Not long before his death in 2013, Doug asked me whether I’d consider a book of his writings for publication. It was to be his first book in some 40 years as a journalist. He said that Marty had been “on his case” to start the project, but Doug wasn’t sure if he “had the force” to undertake the project, due to his poor health. Still, he added, “When Marty tells me it’s important to do something, I listen.”

I followed Doug’s reporting in Gay City News each week in the months thereafter, as he addressed human-rights abuses around the world, and I was certain the book would be as outspoken and inimitable as Doug himself. Then it was announced, in late October 2013, that Doug had died following a long illness, and I felt bereaved. I mourned his death the way you would any writer/provocateur/truth teller—one who you know can’t quite be replaced—but I also mourned the fact that Doug’s book would never see print, and, in time, his articles would be forgotten.

It was therefore a real pleasure and a genuine surprise when, about a year later, I received an email from Marty, whom I had met but didn’t know much better than I knew Doug, saying that he’d amassed a collection of Doug’s work titled The Emperor Has No Clothes: Doug Ireland’s Radical Voice, in a gesture of friendship to Doug and a tribute to his memory, the likes of which I’ve seldom seen. (All of this was done, incidentally, while Marty was completing his own latest manuscript.) When I told Marty that I wasn’t in a position to acquire the book, he asked if I would instead help him see the book through the self-publication process. Marty, it turned out, was unaware of my conversations with Doug about the book, and his coming to me was pure coincidence. I’d like to think Doug had a hand in this somehow, and in that spirit I gladly joined Marty as his publishing advisor.

Combing through decades of journalism, much of it from obscure and defunct publications both in print and online, had to have been an awesome undertaking for Marty. But there it all was, the best of Doug’s writing, on issues ranging from presidential politics (a far leftist, Doug wrote withering critiques of Republicans and Democrats alike) to gay rights, AIDS, international politics, and issues concerning people of color at home and abroad. To say that Doug is my kind of writer is an understatement of the first order. Or, as Doug’s friend, the author John Berendt, put it: “Doug was the moral lodestar of the embattled left.” Marty would agree, and this undoubtedly inspired his unwavering commitment to a labor-intensive and at times exhausting project—a project that, despite the enormous amount of work involved, was enormously rewarding to Marty and me, and hopefully to readers too, now that the book is completed.
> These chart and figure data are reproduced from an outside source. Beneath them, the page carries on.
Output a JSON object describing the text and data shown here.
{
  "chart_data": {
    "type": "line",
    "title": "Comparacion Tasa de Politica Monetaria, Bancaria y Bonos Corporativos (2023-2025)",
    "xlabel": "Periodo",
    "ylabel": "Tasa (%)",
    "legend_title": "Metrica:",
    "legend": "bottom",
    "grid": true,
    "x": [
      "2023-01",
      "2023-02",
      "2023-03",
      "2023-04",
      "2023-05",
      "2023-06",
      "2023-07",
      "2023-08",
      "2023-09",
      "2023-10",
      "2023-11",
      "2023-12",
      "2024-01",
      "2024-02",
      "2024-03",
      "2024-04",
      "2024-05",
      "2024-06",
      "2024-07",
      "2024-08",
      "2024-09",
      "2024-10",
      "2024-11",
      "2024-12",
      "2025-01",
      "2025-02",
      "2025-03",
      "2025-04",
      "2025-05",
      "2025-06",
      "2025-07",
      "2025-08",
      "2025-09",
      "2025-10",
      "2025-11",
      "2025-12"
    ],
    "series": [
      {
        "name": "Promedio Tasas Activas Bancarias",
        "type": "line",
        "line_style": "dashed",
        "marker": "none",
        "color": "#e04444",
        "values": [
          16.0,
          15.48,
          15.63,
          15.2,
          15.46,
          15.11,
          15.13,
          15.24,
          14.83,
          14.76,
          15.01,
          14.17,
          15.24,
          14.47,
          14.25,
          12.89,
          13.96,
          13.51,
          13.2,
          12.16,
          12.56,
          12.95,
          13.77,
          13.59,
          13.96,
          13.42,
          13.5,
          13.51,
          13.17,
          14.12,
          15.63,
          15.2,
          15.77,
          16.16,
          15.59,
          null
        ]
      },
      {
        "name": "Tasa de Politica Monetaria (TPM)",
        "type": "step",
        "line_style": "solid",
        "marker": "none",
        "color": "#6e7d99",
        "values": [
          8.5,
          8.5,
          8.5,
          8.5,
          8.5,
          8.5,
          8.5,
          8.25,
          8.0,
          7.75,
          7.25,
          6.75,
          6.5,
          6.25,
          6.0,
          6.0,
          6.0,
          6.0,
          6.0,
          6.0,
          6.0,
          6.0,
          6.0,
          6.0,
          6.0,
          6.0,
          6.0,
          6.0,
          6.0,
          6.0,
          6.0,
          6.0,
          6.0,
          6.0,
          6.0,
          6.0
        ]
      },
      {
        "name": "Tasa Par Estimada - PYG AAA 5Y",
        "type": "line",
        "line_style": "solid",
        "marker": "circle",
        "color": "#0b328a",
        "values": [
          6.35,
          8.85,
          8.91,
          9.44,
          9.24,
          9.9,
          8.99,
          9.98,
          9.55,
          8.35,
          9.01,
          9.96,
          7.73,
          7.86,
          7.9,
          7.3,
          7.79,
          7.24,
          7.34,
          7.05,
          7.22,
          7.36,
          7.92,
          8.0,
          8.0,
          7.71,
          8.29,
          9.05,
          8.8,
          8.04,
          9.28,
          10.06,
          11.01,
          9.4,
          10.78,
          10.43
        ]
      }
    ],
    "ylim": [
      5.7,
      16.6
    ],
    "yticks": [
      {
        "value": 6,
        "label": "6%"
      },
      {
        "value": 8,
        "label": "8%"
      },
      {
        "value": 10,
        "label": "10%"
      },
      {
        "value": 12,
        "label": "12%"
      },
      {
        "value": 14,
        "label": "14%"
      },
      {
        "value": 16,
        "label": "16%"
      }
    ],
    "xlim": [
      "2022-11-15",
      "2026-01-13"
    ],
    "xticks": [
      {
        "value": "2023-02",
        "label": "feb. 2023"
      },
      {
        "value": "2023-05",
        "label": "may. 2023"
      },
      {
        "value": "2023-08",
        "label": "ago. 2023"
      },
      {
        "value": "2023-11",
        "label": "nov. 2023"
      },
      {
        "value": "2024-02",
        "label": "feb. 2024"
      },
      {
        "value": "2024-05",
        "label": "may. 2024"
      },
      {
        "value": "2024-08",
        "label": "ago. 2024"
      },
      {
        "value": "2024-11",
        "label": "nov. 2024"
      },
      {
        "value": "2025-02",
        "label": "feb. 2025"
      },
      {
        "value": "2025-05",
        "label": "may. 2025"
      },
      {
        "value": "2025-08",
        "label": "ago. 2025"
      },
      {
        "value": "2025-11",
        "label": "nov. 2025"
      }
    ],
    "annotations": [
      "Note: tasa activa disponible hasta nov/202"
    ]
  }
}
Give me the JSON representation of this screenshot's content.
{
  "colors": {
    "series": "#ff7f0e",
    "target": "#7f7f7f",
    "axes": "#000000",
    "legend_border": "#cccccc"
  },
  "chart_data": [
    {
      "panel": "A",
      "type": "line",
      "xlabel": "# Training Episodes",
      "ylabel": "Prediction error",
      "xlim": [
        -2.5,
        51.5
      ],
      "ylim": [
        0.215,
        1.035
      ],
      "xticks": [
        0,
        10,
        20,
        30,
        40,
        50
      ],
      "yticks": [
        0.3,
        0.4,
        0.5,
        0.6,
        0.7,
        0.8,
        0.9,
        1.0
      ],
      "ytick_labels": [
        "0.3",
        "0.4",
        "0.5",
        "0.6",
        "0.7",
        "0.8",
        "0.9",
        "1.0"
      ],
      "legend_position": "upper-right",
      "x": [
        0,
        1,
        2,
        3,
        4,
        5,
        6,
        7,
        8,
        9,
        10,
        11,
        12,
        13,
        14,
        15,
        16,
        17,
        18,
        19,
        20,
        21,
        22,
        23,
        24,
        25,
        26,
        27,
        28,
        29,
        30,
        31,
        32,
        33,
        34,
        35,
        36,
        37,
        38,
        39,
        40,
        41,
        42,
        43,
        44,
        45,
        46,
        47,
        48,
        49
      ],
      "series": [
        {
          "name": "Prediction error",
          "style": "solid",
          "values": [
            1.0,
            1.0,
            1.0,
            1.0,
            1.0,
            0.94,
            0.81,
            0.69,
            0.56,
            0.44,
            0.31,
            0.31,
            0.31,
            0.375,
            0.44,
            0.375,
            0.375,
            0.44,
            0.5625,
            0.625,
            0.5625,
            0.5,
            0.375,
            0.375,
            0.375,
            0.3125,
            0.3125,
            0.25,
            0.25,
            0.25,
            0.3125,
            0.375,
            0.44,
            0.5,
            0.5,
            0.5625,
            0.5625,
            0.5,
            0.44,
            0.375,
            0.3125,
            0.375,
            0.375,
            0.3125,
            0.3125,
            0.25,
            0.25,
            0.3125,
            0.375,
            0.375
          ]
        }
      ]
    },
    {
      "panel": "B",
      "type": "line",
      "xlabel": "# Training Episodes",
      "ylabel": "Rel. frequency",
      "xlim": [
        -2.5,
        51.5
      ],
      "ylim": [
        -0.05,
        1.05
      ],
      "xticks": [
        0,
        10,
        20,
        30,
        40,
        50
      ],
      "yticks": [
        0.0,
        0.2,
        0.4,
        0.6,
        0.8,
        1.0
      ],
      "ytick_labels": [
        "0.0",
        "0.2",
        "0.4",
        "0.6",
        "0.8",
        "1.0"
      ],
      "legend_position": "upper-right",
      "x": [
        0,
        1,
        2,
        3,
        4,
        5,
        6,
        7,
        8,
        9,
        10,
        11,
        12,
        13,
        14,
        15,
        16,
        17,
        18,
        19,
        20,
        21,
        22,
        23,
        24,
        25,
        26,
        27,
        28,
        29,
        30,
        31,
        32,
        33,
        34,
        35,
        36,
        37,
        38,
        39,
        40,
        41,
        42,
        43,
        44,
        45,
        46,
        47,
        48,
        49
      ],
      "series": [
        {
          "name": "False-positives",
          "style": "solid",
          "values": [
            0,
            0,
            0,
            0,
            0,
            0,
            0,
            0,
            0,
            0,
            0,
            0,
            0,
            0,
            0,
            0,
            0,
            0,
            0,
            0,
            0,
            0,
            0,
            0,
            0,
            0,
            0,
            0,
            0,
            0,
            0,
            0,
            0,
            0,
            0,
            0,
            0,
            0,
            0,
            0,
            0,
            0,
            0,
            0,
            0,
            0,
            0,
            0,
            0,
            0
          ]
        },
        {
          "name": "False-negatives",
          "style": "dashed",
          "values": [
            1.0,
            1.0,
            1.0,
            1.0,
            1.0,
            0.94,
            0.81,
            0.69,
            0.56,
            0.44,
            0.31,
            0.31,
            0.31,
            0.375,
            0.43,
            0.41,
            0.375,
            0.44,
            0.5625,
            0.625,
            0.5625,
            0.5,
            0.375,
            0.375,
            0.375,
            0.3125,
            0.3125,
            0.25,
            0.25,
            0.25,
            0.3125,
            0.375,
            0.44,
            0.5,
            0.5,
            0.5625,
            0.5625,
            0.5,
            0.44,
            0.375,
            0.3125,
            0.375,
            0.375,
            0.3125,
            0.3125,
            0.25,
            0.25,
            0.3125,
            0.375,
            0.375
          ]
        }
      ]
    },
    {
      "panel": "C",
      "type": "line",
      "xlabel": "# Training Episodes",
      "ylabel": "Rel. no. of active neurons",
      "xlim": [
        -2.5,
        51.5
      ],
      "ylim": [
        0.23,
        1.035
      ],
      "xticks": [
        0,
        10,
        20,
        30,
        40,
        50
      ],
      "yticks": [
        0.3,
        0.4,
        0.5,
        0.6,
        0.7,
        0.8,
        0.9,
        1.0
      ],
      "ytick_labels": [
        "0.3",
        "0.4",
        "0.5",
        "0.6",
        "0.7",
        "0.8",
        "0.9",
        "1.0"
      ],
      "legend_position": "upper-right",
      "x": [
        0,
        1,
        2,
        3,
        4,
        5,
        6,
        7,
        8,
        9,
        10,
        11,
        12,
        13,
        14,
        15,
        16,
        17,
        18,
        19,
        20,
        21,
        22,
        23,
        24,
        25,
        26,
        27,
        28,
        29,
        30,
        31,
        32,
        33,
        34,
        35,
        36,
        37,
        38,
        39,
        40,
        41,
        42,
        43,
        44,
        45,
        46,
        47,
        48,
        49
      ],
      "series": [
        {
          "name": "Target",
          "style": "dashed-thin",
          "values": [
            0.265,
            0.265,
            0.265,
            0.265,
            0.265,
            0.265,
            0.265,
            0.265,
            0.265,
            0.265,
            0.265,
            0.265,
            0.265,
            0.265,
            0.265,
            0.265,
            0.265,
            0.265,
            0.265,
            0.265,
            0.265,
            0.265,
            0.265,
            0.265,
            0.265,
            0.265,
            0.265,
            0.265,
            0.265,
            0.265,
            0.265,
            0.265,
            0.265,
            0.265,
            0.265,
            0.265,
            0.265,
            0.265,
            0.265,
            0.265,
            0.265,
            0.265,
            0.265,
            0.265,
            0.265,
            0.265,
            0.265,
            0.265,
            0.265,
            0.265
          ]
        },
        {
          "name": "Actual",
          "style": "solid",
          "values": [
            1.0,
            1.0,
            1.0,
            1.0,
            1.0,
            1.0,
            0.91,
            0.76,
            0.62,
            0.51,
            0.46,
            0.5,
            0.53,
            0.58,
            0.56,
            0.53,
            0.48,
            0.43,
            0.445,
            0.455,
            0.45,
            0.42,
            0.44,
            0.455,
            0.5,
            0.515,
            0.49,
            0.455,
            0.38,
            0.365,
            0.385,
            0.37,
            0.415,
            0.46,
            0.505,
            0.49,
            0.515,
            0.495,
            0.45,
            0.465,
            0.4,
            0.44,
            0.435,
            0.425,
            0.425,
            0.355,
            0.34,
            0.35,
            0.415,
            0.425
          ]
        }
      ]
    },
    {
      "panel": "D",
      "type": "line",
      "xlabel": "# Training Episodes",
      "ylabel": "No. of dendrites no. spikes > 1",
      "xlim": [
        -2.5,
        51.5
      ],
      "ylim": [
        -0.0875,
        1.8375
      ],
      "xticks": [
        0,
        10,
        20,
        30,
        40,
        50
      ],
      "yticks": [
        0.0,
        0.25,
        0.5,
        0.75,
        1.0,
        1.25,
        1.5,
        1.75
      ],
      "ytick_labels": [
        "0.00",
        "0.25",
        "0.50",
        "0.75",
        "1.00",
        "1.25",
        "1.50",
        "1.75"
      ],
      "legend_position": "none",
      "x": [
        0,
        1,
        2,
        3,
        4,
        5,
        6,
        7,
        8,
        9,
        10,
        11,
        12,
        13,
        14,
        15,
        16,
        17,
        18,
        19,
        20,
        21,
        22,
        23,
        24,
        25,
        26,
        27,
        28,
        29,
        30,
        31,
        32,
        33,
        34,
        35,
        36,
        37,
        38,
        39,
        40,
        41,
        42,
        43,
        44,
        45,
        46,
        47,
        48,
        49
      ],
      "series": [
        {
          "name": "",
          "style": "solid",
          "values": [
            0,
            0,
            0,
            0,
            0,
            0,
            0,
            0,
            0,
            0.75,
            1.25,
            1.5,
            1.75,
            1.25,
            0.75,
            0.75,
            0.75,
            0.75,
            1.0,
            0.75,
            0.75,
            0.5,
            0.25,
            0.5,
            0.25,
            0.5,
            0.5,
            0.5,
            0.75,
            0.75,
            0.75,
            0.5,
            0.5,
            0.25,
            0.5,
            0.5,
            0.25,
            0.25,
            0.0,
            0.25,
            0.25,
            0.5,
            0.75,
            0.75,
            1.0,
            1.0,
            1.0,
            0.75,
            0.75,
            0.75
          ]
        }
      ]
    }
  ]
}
With publication just a month away, you might say that Doug’s friends and colleagues are celebrating his return, as if someone of Doug’s caliber, accomplishments, strong opinions, and ironclad faith in friends could ever truly leave us. To quote Doug as he signed off in one of his last emails to me, “Keep on keepin’ on.” With publication of The Emperor Has No Clothes, the work of Doug is keepin’ on, as it honors the writing career of this remarkable man.

Don Weise has been a publisher and editor specializing in LGBTQ literature for almost 20 years. His most recent book, with Devon W. Carbado, is The Long Walk to Freedom: Runaway Slave Narratives (Beacon).